Старый претерит и бывший перфект

Если отвлечься от этого специального случая, то типологически устойчивым путём грамматикализации перфектива и простого прошедшего является утрата перфектом семантики «текущей релевантности» и ограничение его чисто темпоральными (или видо-временными) контекстами - так называемый «аористический дрейф» (aoristic drift), в терминах работы [Squartini, Bertinetto 2000]. Промежуточным этапом здесь часто выступает использование перфекта как «неопределенного прошедшего», сочетающегося с обстоятельствами времени (как нередко считается, близкие к прототипу перфекты этого не допускают) и рост доли употребления экспериенциальных контекстов [Lindstedt 2000: 369-371]; о сочетаемости перфекта с показателями точного времени в итальянском, нидерландском и немецком см. [Giorgi, Pianesi 1997: 84].
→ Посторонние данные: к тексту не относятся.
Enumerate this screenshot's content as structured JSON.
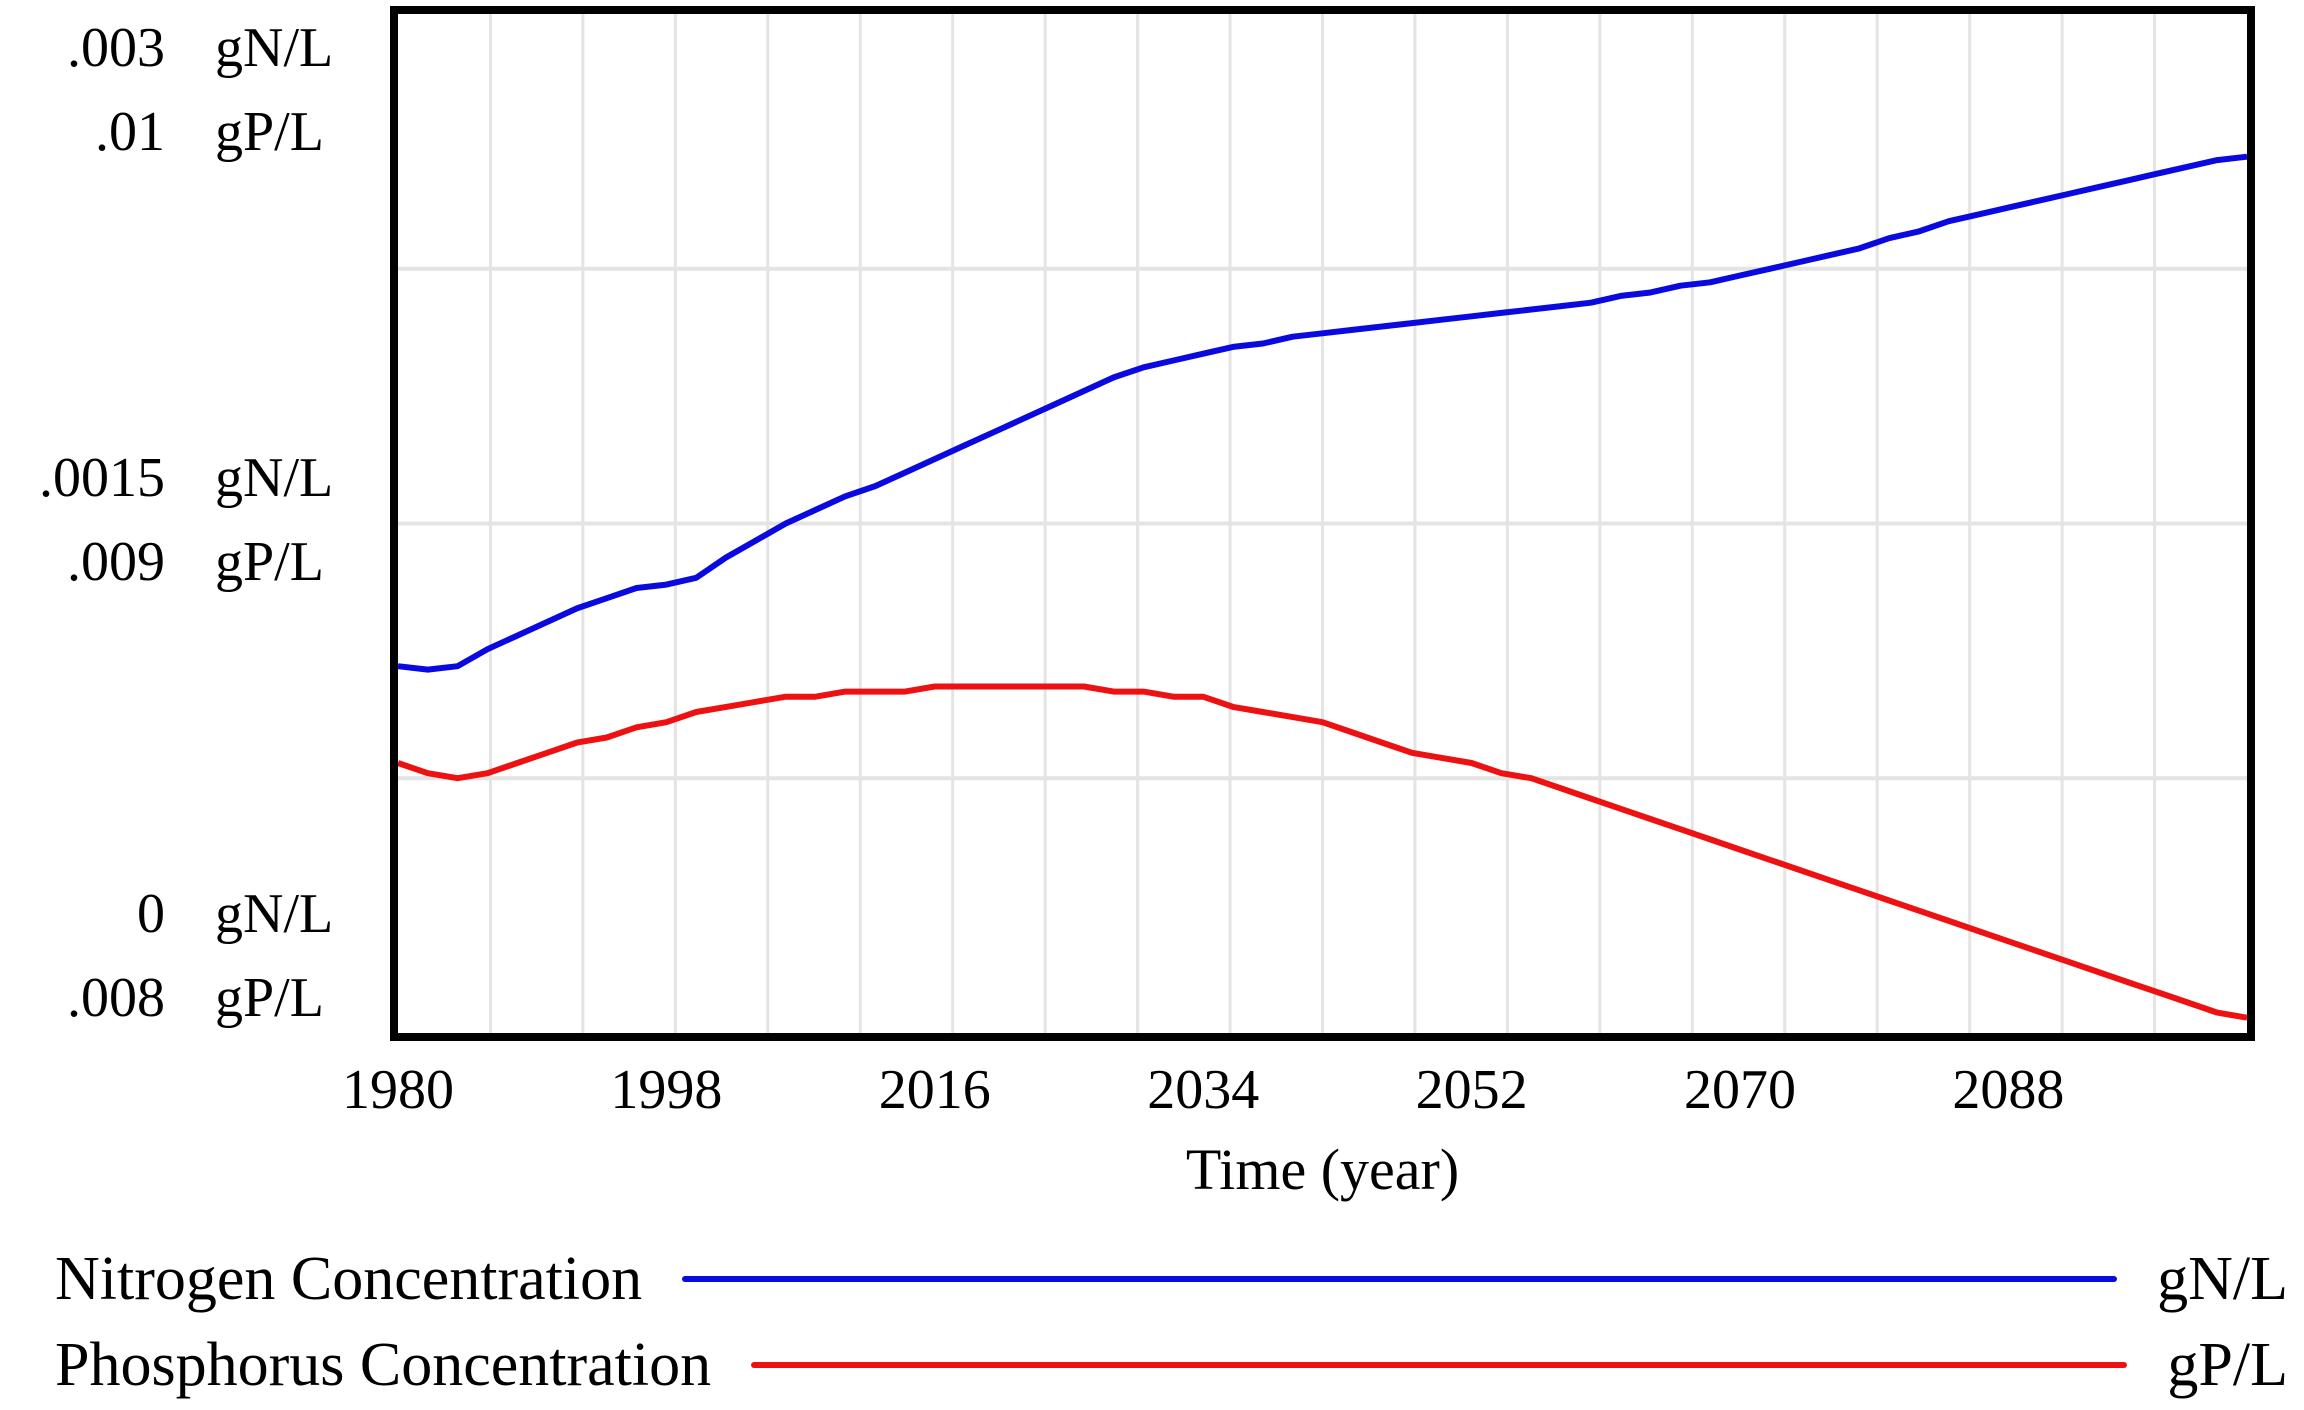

Впрочем, утверждение, согласно которому употребление перфекта с обстоятельствами точного времени (вроде англ. It»s just been announced five minutes ago «Об этом было объявлено пять минут назад») свидетельствует об утрате им перфектной специфики (такое положение выдвинуто, в частности, в [Миллер 1998], [Miller J. 2004]), представляется слишком сильным, что показано в специально посвященной этой проблематике работе [Ландер 2002]; здесь играет роль также параметр близости этих обстоятельств к моменту речи (так, дейктические обстоятельства вроде пять минут назад перфектной интерпретации не препятствуют), а также коммуникативная значимость обстоятельства времени (например, подаётся ли оно в теме высказывания или в коммуникативно менее привелигированной позиции). По поводу роли указанного фактора в диахронической эволюции перфекта Ю. А. Ландер говорит следующее: «Если принять точку зрения, согласно которой перфектные формы развиваются от исключительно перфектного/результативного значения к обозначению простого прошедшего времени, то в качестве диагностики этого движения можно принять как раз сочетаемость с временным обстоятельствами. В наиболее строгих случаях перфектные формы не сочетаются с ними вовсе, либо сочетаются только с такими временными детерминантами, которые указывают на время, пересекающееся с моментом речи. Чем меньше потенциальная «дейктичность» обстоятельства, тем больше вероятность того, что сочетающаяся с ним перфектная форма утрачивает свое исходное значение».

Завершение процесса знаменуется тем, что бывший перфект начинает свободно использоваться как нарративное время, при изложении последовательных событий [Lindstedt 2000: 371-374]. Данное явление хорошо документировано в индоевропейских языках, особенно в языках Центральной Европы, но отмечено также и вне данного ареала (китайский, эве, ачин и ряд других языков; см. подробнее [Bybee et al. 1994: 85-86]). Оно интересно для нашего исследования тем, что смена старого, синтетического прошедшего времени новым, восходящим к перфекту, как правило, сопровождается сравнительно долгим диахроническим «наслаиванием» и синонимией двух форм; этот период заканчивается отмиранием старой формы прошедшего времени (т. н. «утратой претерита», нем. Prateritumschwund): «как правило, в итоге возникшей таким образом конкуренции форм, ставших синонимичными, сохраняется форма аналитического перфекта и утрачивается форма (или формы) синтетического претерита» [Маслов 1984/2004: 294].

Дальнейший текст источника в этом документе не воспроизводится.